Established in 1962 by Holocaust survivor Maurice Duman, this clothier at 438 E. Colfax Ave., just two blocks east of the state Capitol, has outfitted a long line of politicians, sports figures, restaurant workers and wedding parties, including governors of Colorado starting with John Love in the 1960s. Ever efficient, right down to their well-tempered sewing machines and tape measures worn around their necks, the shop's attendants seem right out of the Seventh Avenue branch of Central Casting. Their expertise with needle and thread is what you long for when you're rifling through the racks of supposedly ready-to-wear at a discount department store.

  1. H. Zietz, originator of the Buckhorn Exchange, poses at the restaurant circa 1930. (Denver Public Library/Western History Dept)
  2. The Buckhorn Exchange.

Perhaps the best place in Denver to take out-of-state visitors for a taste of the Old West, the Buckhorn was founded in 1893 by a former scout for Buffalo Bill, and still exudes much of its original flavor, chiefly through its astonishing collection of game trophies, which adorn the walls like onlookers at a carnivore's parade. (Don't miss the two-headed calf). The restaurant and upstairs bar, across the street from a light-rail station at West 10th Avenue and Osage Street, have served generations of diners ranging from railroad workers to U.S. presidents, and continue to woo new patrons with a hearty mixture of meat and museum-quality memorabilia.

  1. The Yellow Wall.

This billboard-sized sculpture, on the west edge of the Denver Design Center at 600 S. Broadway, consists of a stack of 33 huge concrete beams, each cantilevered out from a central axis like a huge vertical fan. Officially called the "Articulated Wall," it is part of the collection of the Denver Art Museum, and was designed by the noted Bauhaus artist Herbert Bayer, who lived in Aspen for years before his death in 1985. According to a plaque at its base, he intended for the wall "to be viewed not only from close up, but especially from Interstate 25, where it seems to change shape when seen from a moving car." For a more exhilarating view, however, try standing next to it and looking straight up on a clear sunny day, when the bright yellow mass contrasts boldly with the bright blue sky.
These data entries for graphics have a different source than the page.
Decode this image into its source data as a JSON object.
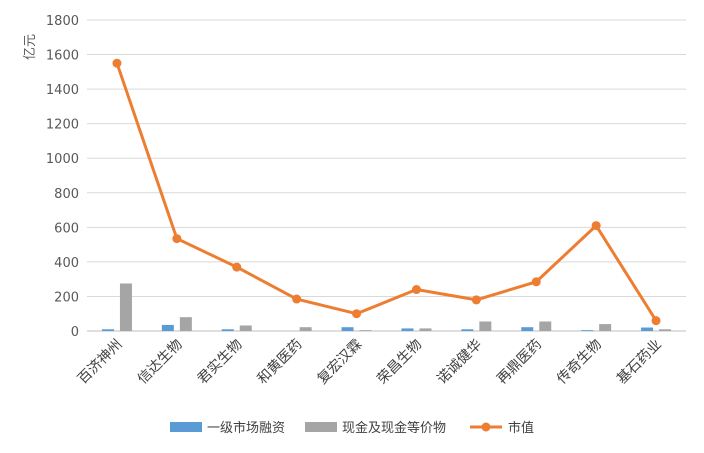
{
  "chart_data": {
    "type": "bar",
    "ylabel": "亿元",
    "ylim": [
      0,
      1800
    ],
    "yticks": [
      0,
      200,
      400,
      600,
      800,
      1000,
      1200,
      1400,
      1600,
      1800
    ],
    "grid": true,
    "legend_position": "bottom",
    "categories": [
      "百济神州",
      "信达生物",
      "君实生物",
      "和黄医药",
      "复宏汉霖",
      "荣昌生物",
      "诺诚健华",
      "再鼎医药",
      "传奇生物",
      "基石药业"
    ],
    "series": [
      {
        "name": "一级市场融资",
        "kind": "bar",
        "color": "#5B9BD5",
        "values": [
          10,
          35,
          10,
          0,
          22,
          15,
          10,
          22,
          5,
          20
        ]
      },
      {
        "name": "现金及现金等价物",
        "kind": "bar",
        "color": "#A5A5A5",
        "values": [
          275,
          80,
          32,
          22,
          5,
          15,
          55,
          55,
          40,
          10
        ]
      },
      {
        "name": "市值",
        "kind": "line",
        "color": "#ED7D31",
        "values": [
          1550,
          535,
          370,
          185,
          100,
          240,
          180,
          285,
          610,
          60
        ]
      }
    ]
  }
}
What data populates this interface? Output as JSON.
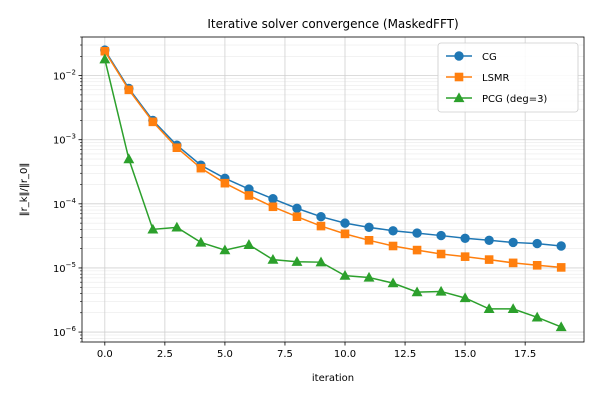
{
  "chart_data": {
    "type": "line",
    "title": "Iterative solver convergence (MaskedFFT)",
    "xlabel": "iteration",
    "ylabel": "‖r_k‖/‖r_0‖",
    "yscale": "log",
    "grid": true,
    "legend_position": "top-right",
    "xlim": [
      -0.95,
      19.95
    ],
    "ylim": [
      7e-07,
      0.04
    ],
    "x_ticks": [
      0,
      2.5,
      5,
      7.5,
      10,
      12.5,
      15,
      17.5
    ],
    "x_tick_labels": [
      "0.0",
      "2.5",
      "5.0",
      "7.5",
      "10.0",
      "12.5",
      "15.0",
      "17.5"
    ],
    "y_ticks": [
      1e-06,
      1e-05,
      0.0001,
      0.001,
      0.01
    ],
    "y_tick_labels": [
      {
        "base": "10",
        "exp": "−6"
      },
      {
        "base": "10",
        "exp": "−5"
      },
      {
        "base": "10",
        "exp": "−4"
      },
      {
        "base": "10",
        "exp": "−3"
      },
      {
        "base": "10",
        "exp": "−2"
      }
    ],
    "x": [
      0,
      1,
      2,
      3,
      4,
      5,
      6,
      7,
      8,
      9,
      10,
      11,
      12,
      13,
      14,
      15,
      16,
      17,
      18,
      19
    ],
    "series": [
      {
        "name": "CG",
        "color": "#1f77b4",
        "marker": "circle",
        "values": [
          0.025,
          0.0063,
          0.002,
          0.00082,
          0.0004,
          0.00025,
          0.00017,
          0.00012,
          8.5e-05,
          6.3e-05,
          5e-05,
          4.3e-05,
          3.8e-05,
          3.5e-05,
          3.2e-05,
          2.9e-05,
          2.7e-05,
          2.5e-05,
          2.4e-05,
          2.2e-05
        ]
      },
      {
        "name": "LSMR",
        "color": "#ff7f0e",
        "marker": "square",
        "values": [
          0.024,
          0.006,
          0.0019,
          0.00075,
          0.00036,
          0.00021,
          0.000135,
          9e-05,
          6.3e-05,
          4.5e-05,
          3.4e-05,
          2.7e-05,
          2.2e-05,
          1.9e-05,
          1.65e-05,
          1.5e-05,
          1.35e-05,
          1.2e-05,
          1.1e-05,
          1.02e-05
        ]
      },
      {
        "name": "PCG (deg=3)",
        "color": "#2ca02c",
        "marker": "triangle",
        "values": [
          0.018,
          0.0005,
          4e-05,
          4.3e-05,
          2.5e-05,
          1.9e-05,
          2.3e-05,
          1.35e-05,
          1.25e-05,
          1.23e-05,
          7.6e-06,
          7.1e-06,
          5.8e-06,
          4.2e-06,
          4.3e-06,
          3.4e-06,
          2.3e-06,
          2.3e-06,
          1.7e-06,
          1.2e-06
        ]
      }
    ]
  }
}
  1. Davies' Chuck Wagon Diner.

This vintage eatery at 9495 W. Colfax Ave., where you can still get a steak-and-eggs breakfast for under five bucks, has been a Lakewood landmark since the 1950s, when U.S. 40 was the main route into the Rockies. All gloss, glass and metal siding, it's got tabletop units for playing the jukebox, an inert horse standing watch over the entrance, and booths with brown upholstery that matches the color of the ceramic coffee mugs. The diner's most notable feature, though, may be the big neon sign out front, which sports the most welcoming cowboy this side of Wendover, Nev.

  1. Red Rocks Trading Post.

Built in the 1930s by the Civilian Conservation Corps, this pueblo-style edifice on the south side of Red Rocks amphitheater west of Morrison houses a visitor center, souvenir shop and rock-music museum of sorts. Like, where else can you find a photo of the Grateful Dead with a chronological listing of all the shows they ever performed at Red Rocks? Not to mention, for $195 apiece, small benches made from sections of the venue's original wooden seats, complete with number tags still attached. The trading post's nicest amenity may be its back deck, which offers a stunning view of some of the park's namesake rocks and seems just the place to collect your thoughts over coffee on a sunny weekend morning.

  1. The "Sleeper" House.

This distinctive white residence near the crest of Genesee Mountain, also known as the Taco House, the Clamshell or the Sculptured House, has long served as a signal to travelers on Interstate 70 that they are finally getting into or out of the mountains. But to baby boomers, it is not only a geographical but a cultural reference point, for it was a key part of the set in Woody Allen's 1973 movie "Sleeper," in which he played a musician who went in for minor surgery and woke up 200 years later, having been cryogenically preserved. Several other futuristic buildings around the Denver area were depicted in the film as well, including the atrium at the Botanic Gardens, the then-brand-new Mile Hi Church of Religious Science, and the I.M. Pei-designed NCAR campus above Boulder.